« Brie-Comte-Robert, ton univers impitoyable ».
Harold, âgé et défaillant, devrait coucher sur son testament le legs de sa CX diesel qui suscite les convoitises de ses enfants, Brandon, patron d’une discothèque désuète et son épouse Jessifer sur le point d’accoucher d’un enfant de père inconnu, Bill, coureur, frimeur et amant de Jessifer, Jean-Mortens, homosexuel noir éconduit, Pamela, en passe d’adopter un enfant coréen avec son mari Tony, chômeur déprimé et alcoolique. Cynthia refuse de voir et d’entendre les vérités que son mari Harold profère malgré son Alzheimer ainsi que le coming out de son fils Jean-Mortens.
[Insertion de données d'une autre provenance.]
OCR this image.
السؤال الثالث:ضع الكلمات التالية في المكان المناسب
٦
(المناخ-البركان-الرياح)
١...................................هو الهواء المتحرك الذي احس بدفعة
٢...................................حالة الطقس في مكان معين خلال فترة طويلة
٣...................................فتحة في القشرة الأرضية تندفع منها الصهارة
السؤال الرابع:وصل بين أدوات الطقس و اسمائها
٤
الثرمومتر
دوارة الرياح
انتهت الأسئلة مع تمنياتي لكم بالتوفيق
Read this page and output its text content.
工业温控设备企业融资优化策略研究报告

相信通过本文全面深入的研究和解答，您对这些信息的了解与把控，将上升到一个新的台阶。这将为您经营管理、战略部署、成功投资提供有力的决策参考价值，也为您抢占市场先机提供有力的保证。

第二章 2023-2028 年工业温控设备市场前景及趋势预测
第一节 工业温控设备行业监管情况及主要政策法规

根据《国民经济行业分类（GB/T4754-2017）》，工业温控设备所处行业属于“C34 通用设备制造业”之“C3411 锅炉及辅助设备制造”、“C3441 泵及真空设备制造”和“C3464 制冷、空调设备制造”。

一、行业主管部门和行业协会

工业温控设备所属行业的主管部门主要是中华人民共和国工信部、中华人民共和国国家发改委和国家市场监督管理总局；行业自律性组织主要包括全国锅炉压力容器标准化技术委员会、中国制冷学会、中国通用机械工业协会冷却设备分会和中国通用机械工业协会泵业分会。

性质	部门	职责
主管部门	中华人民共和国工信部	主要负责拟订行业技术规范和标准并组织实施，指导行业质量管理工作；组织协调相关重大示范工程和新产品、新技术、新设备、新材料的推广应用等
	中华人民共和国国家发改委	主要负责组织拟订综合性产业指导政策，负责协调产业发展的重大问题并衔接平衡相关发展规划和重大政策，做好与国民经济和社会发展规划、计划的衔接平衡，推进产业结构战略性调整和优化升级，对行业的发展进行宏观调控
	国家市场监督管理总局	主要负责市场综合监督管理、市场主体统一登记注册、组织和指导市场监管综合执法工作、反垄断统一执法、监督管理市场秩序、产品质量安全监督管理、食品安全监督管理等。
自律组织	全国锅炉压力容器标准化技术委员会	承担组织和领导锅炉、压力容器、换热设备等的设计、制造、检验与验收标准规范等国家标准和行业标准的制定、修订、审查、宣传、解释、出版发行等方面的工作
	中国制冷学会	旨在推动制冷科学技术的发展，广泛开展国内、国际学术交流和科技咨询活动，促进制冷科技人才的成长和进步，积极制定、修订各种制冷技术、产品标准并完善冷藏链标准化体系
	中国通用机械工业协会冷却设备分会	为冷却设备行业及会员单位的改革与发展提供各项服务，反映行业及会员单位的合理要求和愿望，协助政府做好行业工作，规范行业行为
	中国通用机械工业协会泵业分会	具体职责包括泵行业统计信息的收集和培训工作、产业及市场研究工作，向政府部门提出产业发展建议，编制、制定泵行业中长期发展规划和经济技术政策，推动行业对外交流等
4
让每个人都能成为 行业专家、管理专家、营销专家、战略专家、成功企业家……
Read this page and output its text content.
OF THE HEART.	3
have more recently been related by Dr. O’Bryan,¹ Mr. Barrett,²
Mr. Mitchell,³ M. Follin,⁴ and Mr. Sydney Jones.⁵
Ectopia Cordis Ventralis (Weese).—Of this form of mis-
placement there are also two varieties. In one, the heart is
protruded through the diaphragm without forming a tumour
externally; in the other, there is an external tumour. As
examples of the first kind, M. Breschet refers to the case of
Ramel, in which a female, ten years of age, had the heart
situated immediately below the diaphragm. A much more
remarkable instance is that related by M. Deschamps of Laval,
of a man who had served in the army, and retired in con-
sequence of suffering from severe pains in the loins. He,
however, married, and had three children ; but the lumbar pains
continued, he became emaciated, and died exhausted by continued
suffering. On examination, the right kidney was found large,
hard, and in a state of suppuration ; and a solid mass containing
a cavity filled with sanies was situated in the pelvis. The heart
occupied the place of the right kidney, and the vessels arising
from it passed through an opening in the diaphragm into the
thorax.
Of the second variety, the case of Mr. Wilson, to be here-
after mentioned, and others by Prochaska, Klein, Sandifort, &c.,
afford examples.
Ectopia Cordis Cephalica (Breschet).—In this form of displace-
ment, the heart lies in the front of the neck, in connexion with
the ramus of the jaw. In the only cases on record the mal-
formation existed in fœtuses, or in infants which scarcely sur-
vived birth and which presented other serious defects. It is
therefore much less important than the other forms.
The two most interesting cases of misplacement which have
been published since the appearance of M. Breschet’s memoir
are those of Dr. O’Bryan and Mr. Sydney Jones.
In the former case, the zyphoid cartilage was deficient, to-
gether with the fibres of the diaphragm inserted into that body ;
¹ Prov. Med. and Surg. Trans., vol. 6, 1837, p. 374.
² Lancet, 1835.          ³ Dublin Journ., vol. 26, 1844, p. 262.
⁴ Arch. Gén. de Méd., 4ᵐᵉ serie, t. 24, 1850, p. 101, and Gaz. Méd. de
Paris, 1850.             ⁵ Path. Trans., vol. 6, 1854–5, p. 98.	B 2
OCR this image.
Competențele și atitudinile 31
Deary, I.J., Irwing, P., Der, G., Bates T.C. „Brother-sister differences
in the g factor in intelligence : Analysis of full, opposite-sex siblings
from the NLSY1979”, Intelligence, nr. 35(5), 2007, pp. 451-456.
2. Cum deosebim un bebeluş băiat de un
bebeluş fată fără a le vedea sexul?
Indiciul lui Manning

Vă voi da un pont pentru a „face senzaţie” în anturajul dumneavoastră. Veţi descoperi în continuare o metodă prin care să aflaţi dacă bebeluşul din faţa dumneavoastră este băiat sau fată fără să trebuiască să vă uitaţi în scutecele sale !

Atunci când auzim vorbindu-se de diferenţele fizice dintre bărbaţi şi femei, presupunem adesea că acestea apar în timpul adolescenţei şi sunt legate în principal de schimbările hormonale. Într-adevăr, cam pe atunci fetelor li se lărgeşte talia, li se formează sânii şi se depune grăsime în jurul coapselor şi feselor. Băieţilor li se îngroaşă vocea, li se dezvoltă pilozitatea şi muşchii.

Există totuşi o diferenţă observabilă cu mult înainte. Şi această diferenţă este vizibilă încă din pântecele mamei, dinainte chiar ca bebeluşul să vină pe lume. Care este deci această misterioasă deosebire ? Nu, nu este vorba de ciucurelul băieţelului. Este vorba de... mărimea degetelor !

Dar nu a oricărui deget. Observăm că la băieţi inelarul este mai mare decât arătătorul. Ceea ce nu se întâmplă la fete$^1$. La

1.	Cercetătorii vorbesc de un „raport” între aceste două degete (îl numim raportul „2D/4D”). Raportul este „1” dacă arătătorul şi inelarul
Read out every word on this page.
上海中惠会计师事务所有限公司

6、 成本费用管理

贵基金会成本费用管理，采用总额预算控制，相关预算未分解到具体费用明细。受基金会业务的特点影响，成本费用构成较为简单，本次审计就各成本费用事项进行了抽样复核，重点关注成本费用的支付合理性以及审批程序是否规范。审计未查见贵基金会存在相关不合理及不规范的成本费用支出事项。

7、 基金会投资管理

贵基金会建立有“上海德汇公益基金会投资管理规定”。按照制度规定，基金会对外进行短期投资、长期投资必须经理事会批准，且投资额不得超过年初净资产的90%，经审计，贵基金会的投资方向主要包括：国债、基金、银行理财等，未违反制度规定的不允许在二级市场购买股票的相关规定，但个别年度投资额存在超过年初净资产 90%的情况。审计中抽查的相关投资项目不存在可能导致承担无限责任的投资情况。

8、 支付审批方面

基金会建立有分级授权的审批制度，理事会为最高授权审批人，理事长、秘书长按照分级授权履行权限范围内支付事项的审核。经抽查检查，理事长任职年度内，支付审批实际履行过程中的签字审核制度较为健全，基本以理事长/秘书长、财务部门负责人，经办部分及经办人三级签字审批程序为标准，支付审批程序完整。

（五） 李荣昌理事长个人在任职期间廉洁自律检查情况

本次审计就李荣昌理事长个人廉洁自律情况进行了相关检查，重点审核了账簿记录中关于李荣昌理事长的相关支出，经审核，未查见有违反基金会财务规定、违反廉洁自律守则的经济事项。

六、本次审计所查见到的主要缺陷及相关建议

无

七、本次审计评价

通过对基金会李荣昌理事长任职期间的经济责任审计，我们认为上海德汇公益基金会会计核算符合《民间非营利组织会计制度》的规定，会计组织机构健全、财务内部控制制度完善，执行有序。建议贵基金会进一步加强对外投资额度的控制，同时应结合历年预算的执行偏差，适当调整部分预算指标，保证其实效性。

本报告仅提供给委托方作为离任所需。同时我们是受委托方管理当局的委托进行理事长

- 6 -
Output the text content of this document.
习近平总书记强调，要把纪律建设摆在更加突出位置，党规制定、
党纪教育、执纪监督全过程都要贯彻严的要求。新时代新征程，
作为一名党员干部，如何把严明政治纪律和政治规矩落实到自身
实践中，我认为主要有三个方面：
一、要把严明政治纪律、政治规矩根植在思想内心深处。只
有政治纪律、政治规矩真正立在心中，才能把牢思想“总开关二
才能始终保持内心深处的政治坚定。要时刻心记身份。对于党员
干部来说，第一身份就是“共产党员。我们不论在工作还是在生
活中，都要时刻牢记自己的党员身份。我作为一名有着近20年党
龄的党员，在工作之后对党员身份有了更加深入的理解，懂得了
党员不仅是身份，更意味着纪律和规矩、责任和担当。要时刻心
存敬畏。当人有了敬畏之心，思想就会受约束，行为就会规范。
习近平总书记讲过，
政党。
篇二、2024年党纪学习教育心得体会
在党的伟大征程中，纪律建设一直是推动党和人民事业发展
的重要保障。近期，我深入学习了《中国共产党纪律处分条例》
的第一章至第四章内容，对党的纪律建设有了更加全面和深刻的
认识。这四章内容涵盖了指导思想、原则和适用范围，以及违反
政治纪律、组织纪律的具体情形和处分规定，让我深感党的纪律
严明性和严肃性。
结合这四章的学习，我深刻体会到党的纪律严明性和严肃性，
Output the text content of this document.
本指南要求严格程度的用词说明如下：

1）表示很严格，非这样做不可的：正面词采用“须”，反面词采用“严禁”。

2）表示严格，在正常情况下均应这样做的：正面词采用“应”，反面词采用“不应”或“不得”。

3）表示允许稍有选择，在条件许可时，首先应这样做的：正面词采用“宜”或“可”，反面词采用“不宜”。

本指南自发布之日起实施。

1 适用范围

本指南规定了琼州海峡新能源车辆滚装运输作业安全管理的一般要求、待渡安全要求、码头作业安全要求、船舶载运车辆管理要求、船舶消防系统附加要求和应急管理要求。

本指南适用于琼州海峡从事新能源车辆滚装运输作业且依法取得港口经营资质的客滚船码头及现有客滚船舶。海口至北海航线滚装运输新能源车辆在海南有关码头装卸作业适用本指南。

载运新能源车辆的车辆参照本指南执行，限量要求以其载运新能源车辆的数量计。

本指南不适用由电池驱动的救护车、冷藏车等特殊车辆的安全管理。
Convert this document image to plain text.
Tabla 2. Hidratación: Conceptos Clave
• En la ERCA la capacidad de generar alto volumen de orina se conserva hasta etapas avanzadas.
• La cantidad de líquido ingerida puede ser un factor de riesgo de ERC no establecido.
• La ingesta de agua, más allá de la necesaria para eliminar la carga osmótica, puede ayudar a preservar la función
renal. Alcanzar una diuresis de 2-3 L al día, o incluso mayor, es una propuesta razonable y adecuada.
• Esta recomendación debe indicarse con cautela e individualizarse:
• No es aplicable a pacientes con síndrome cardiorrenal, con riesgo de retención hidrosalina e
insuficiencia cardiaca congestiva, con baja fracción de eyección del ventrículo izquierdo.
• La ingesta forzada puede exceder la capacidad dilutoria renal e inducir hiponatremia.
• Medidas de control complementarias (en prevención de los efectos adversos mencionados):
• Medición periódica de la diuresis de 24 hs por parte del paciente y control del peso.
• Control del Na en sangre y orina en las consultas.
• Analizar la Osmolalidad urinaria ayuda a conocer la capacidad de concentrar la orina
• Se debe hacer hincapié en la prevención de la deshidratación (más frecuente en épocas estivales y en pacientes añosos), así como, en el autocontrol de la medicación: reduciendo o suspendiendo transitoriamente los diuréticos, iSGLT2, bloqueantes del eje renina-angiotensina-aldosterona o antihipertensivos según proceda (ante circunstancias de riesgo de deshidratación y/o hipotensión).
Dans ce cloaque familial ordinaire, chacun va jouer sa partition pour s’accaparer les faveurs d’Harold, l’acquisition de la CX diesel constituant le Graal du beauf en daube.
Dans une France giscardo-mitterrandienne cauchemardée, Fabcaro tricote les poncifs du soap-opéra qui connut un regain d’activité dans les années soixante-dix, quatre-vingt : « Dallas », « Amour, Gloire et Beauté », « Les Feux de l’amour », etc. Les personnages de Fabcaro ne sont pas seulement stéréotypés, ils sont des caricatures de beauf, des Français plus que moyens, ringards patentés, tristes jouisseurs et rois du déni. Pourtant, à les voir se démener pour sortir la tête du bourbier, cherchant à travers des plans puérils à sauver la face, le lecteur ne peut pas rire, parfois convulsivement, sans éprouver une fraternité d’âme avec des losers courus d’avance, tragiques dans leurs démêlés avec la vie. L’intégrale regroupe les trois saisons parues précédemment en albums ainsi qu’en planches dans la revue Fluide glacial. Le format à l’italienne est bien adapté à la mise en valeur des gags en une planche et six cases. Les dessins de James et les couleurs de BenGrrr pourraient paraître fadasses au premier coup d’œil mais avec une immersion immédiate et addictive dans la saga familiale des Gonzales, on se rend compte que le graphisme et la mise en couleur sont au diapason d’une satire bien troussée qui évolue au fil du quotidien des personnages. Le parti-pris de croquer les protagonistes en leur insufflant un aspect animalier (chien, canard, singe…) renforce l’aspect bouffon en préservant le hiératisme de chacun. Vus en plan moyen, statiques, peu démonstratifs, les Gonzales donnent un relief saisissant aux réparties acerbes ou décalées, stupides ou enfantines. Ainsi, quand Harold s’exprime en coréen avec l’« enfant » adopté par correspondance par Pamela et Tony, le lecteur, surpris, ne peut qu’exploser de rire. Les couleurs, riches, douces et nuancées enrichissent et architecturent le dessin de James. Le making-of en fin d’album conclut superbement une intégrale soignée et remarquable de bout en bout.